Se sienta a comer la fabada cocinada a fuego lento con un buen vaso de Vegázar joven, del que siempre le sobra un pequeño poso, y la soledad como compañera, la misma soledad inseparable que le acompaña todos los días durante su camino diario y la mayor parte de cada jornada, a la que no puede engañar porque se conocen demasiado bien. La comida es también lenta, degustando cada cucharada, saboreando el vino que bebe todos los días sólo a mediodía, pensando ya en qué comida hará mañana porque, a pesar de su soledad, todavía siente las ganas de vivir y está convencido de que una buena comida regada con un buen vino son capaces de levantarle el ánimo a cualquiera.
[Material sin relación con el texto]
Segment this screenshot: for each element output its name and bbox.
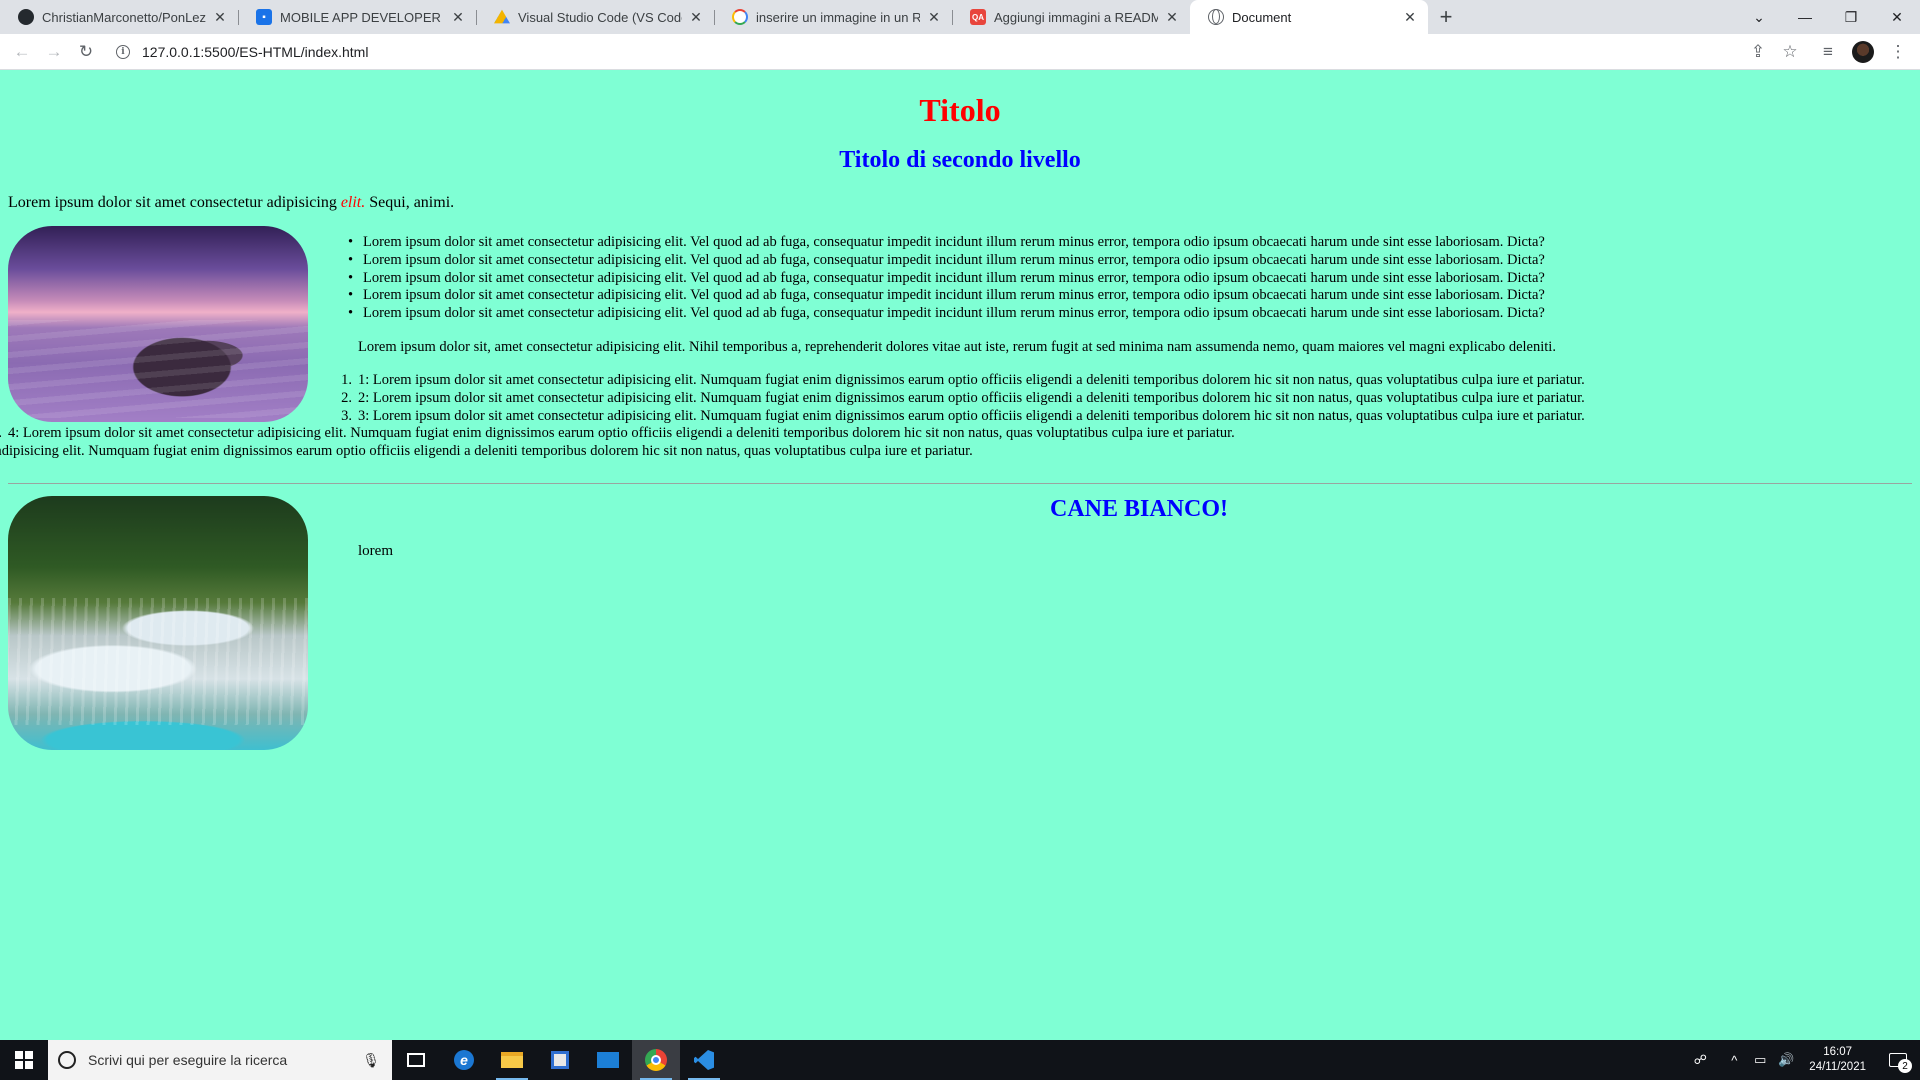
store-icon	[551, 1051, 569, 1069]
google-drive-icon	[494, 9, 510, 24]
page-title: Titolo	[919, 92, 1001, 128]
tab-google-search[interactable]: inserire un immagine in un READ ✕	[714, 0, 952, 34]
site-info-icon[interactable]: i	[116, 44, 130, 59]
clock-time: 16:07	[1823, 1046, 1853, 1058]
github-icon	[18, 9, 34, 25]
clock[interactable]: 16:07 24/11/2021	[1799, 1045, 1876, 1075]
task-view-button[interactable]	[392, 1040, 440, 1080]
tab-title: MOBILE APP DEVELOPER MAXW	[280, 9, 444, 25]
list-item: 5.5: Lorem ipsum dolor sit amet consecte…	[0, 443, 973, 460]
horizontal-divider	[8, 482, 1912, 484]
file-explorer-app[interactable]	[488, 1040, 536, 1080]
new-tab-button[interactable]: +	[1428, 0, 1464, 34]
list-item: 2. 2: Lorem ipsum dolor sit amet consecte…	[341, 389, 1585, 406]
restore-button[interactable]: ❐	[1828, 0, 1874, 34]
tab-title: ChristianMarconetto/PonLezione	[42, 9, 206, 25]
tab-document[interactable]: Document ✕	[1190, 0, 1428, 34]
tab-mobile-app-developer[interactable]: ▪ MOBILE APP DEVELOPER MAXW ✕	[238, 0, 476, 34]
network-icon[interactable]: ▭	[1747, 1052, 1773, 1068]
window-controls: ⌄ — ❐ ✕	[1736, 0, 1920, 34]
content-section-1: Lorem ipsum dolor sit amet consectetur a…	[0, 226, 1920, 461]
contact-card-icon: ▪	[256, 9, 272, 25]
microphone-icon[interactable]: 🎙	[362, 1052, 380, 1069]
people-icon[interactable]: ☍	[1687, 1052, 1713, 1068]
list-item: 4.4: Lorem ipsum dolor sit amet consecte…	[0, 425, 1235, 442]
cortana-circle-icon	[58, 1051, 76, 1069]
folder-icon	[501, 1052, 523, 1068]
chrome-app[interactable]	[632, 1040, 680, 1080]
page-viewport: Titolo Titolo di secondo livello Lorem i…	[0, 70, 1920, 1040]
notification-badge: 2	[1898, 1059, 1912, 1073]
google-icon	[732, 9, 748, 25]
bookmark-star-icon[interactable]: ☆	[1774, 36, 1806, 68]
intro-emphasis: elit.	[340, 194, 366, 211]
url-text: 127.0.0.1:5500/ES-HTML/index.html	[142, 43, 369, 60]
chrome-icon	[645, 1049, 667, 1071]
clock-date: 24/11/2021	[1809, 1061, 1866, 1073]
tab-title: Visual Studio Code (VS Code + H	[518, 9, 682, 25]
globe-icon	[1208, 9, 1224, 25]
chevron-up-icon[interactable]: ^	[1721, 1053, 1747, 1068]
start-button[interactable]	[0, 1040, 48, 1080]
tab-title: inserire un immagine in un READ	[756, 9, 920, 25]
close-window-button[interactable]: ✕	[1874, 0, 1920, 34]
tab-title: Document	[1232, 9, 1292, 25]
close-icon[interactable]: ✕	[212, 9, 228, 26]
mail-app[interactable]	[584, 1040, 632, 1080]
windows-logo-icon	[15, 1051, 33, 1069]
section-2-text: CANE BIANCO! lorem	[358, 496, 1920, 560]
menu-kebab-icon[interactable]: ⋮	[1882, 36, 1914, 68]
tab-visual-studio-code[interactable]: Visual Studio Code (VS Code + H ✕	[476, 0, 714, 34]
reading-list-icon[interactable]: ≡	[1812, 36, 1844, 68]
profile-avatar[interactable]	[1852, 40, 1874, 63]
vscode-app[interactable]	[680, 1040, 728, 1080]
reload-button[interactable]: ↻	[70, 36, 102, 68]
close-icon[interactable]: ✕	[926, 9, 942, 26]
tab-title: Aggiungi immagini a README.m	[994, 9, 1158, 25]
close-icon[interactable]: ✕	[450, 9, 466, 26]
tab-readme-images[interactable]: QA Aggiungi immagini a README.m ✕	[952, 0, 1190, 34]
close-icon[interactable]: ✕	[1164, 9, 1180, 26]
volume-icon[interactable]: 🔊	[1773, 1052, 1799, 1068]
vscode-icon	[694, 1050, 714, 1070]
content-section-2: CANE BIANCO! lorem	[8, 495, 1920, 750]
edge-app[interactable]: e	[440, 1040, 488, 1080]
windows-taskbar: Scrivi qui per eseguire la ricerca 🎙 e ☍…	[0, 1040, 1920, 1080]
list-item: 3. 3: Lorem ipsum dolor sit amet consecte…	[341, 407, 1585, 424]
ordered-list: 1. 1: Lorem ipsum dolor sit amet consecte…	[0, 371, 1920, 461]
intro-text: Lorem ipsum dolor sit amet consectetur a…	[8, 194, 341, 211]
close-icon[interactable]: ✕	[688, 9, 704, 26]
task-view-icon	[407, 1053, 425, 1067]
section-heading: CANE BIANCO!	[1049, 495, 1228, 522]
back-button[interactable]: ←	[6, 36, 38, 68]
page-subtitle: Titolo di secondo livello	[839, 147, 1081, 173]
forward-button[interactable]: →	[38, 36, 70, 68]
tab-github[interactable]: ChristianMarconetto/PonLezione ✕	[0, 0, 238, 34]
minimize-button[interactable]: —	[1782, 0, 1828, 34]
taskbar-search-box[interactable]: Scrivi qui per eseguire la ricerca 🎙	[48, 1040, 392, 1080]
section-text: lorem	[358, 542, 393, 559]
qa-icon: QA	[970, 9, 986, 25]
intro-paragraph: Lorem ipsum dolor sit amet consectetur a…	[8, 194, 1920, 212]
edge-icon: e	[454, 1050, 474, 1070]
close-icon[interactable]: ✕	[1402, 9, 1418, 26]
intro-text-end: Sequi, animi.	[365, 194, 455, 211]
tab-strip: ChristianMarconetto/PonLezione ✕ ▪ MOBIL…	[0, 0, 1920, 34]
share-icon[interactable]: ⇪	[1742, 36, 1774, 68]
mail-icon	[597, 1052, 619, 1068]
waterfall-image	[8, 495, 308, 750]
search-placeholder: Scrivi qui per eseguire la ricerca	[88, 1052, 288, 1068]
tab-search-chevron-icon[interactable]: ⌄	[1736, 0, 1782, 34]
notification-center-button[interactable]: 2	[1876, 1040, 1920, 1080]
store-app[interactable]	[536, 1040, 584, 1080]
list-item: 1. 1: Lorem ipsum dolor sit amet consecte…	[341, 371, 1585, 388]
address-bar[interactable]: i 127.0.0.1:5500/ES-HTML/index.html	[110, 38, 1742, 66]
browser-toolbar: ← → ↻ i 127.0.0.1:5500/ES-HTML/index.htm…	[0, 34, 1920, 70]
system-tray: ☍ ^ ▭ 🔊 16:07 24/11/2021 2	[1687, 1040, 1920, 1080]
Por la tarde una pequeña partida de dominó en el único bar ahora abierto, en la que forma pareja con su dueño, que nunca suele interrumpir la partida por falta de clientes a los que atender, y de nuevo a la plaza, donde siguen las conversaciones, las disputas, los pequeños rencores que pronto se olvidan, los recuerdos del pueblo cuando estaba pleno de gente, allá por los cincuenta, antes de construirse el embalse y de que comenzara el éxodo de los jóvenes a la capital. Y allí quedan en silencio, en ese mismo silencio que llena cada rincón del pueblo como se llena de agua la tierra en un riego a manta que todo lo ocupa.
Tiene compradas un par de casas casi en ruinas para sus hijos por ese sueño romántico de que algún día las quisieran rehabilitar y pasar allí los veranos, muchos más frescos que los de la capital, aunque el interés de sus dos hijos brilla por su ausencia y siente desvanecerse en parte esa ilusión cuando contempla cómo se aburren sus nietos sin televisión ni internet en las contadas visitas que le hacen en fechas determinadas cada año. De todos modos está convencido de que la inversión ha merecido la pena y que serán una buena herencia para cuando él ya no esté, sobre todo en estos momentos en los que los ahorros no rentan nada en el banco. A pesar de todo, siempre tiene la esperanza oculta de que a alguno de sus nietos, cuando crezca y se haga adulto, le llenará la vida pasar temporadas en un pueblo semi abandonado como el suyo, aunque también sabe que él no lo verá.
Hasta que el sol se apaga sobre el lomo de los cerros dejando algunas ascuas que pronto se consumen también sobre las crestas empinadas y se marcha cada uno a su casa pensando en la conversación de esta tarde, que ha girado en torno a la Navidad que ya se acerca con los neveros ya casi repletos, calculando el número de personas que tendrá que albergar la cena de Nochebuena, donde todo es alegría, y la tremenda soledad con la que recibirá el Año Nuevo en su casa ya vacía hasta el verano, o algunas veces sólo hasta Semana Santa. Pero eso no le arredra y, en medio de la generosa cena, seguirá contando alrededor de los suyos, cómo era el pueblo cuando estaba lleno y lo feliz que en él se vivía, con la esperanza a media asta de verlo algún día renacer, aunque sólo sea una pizca, a través de la ventana que da a una noche a media asta.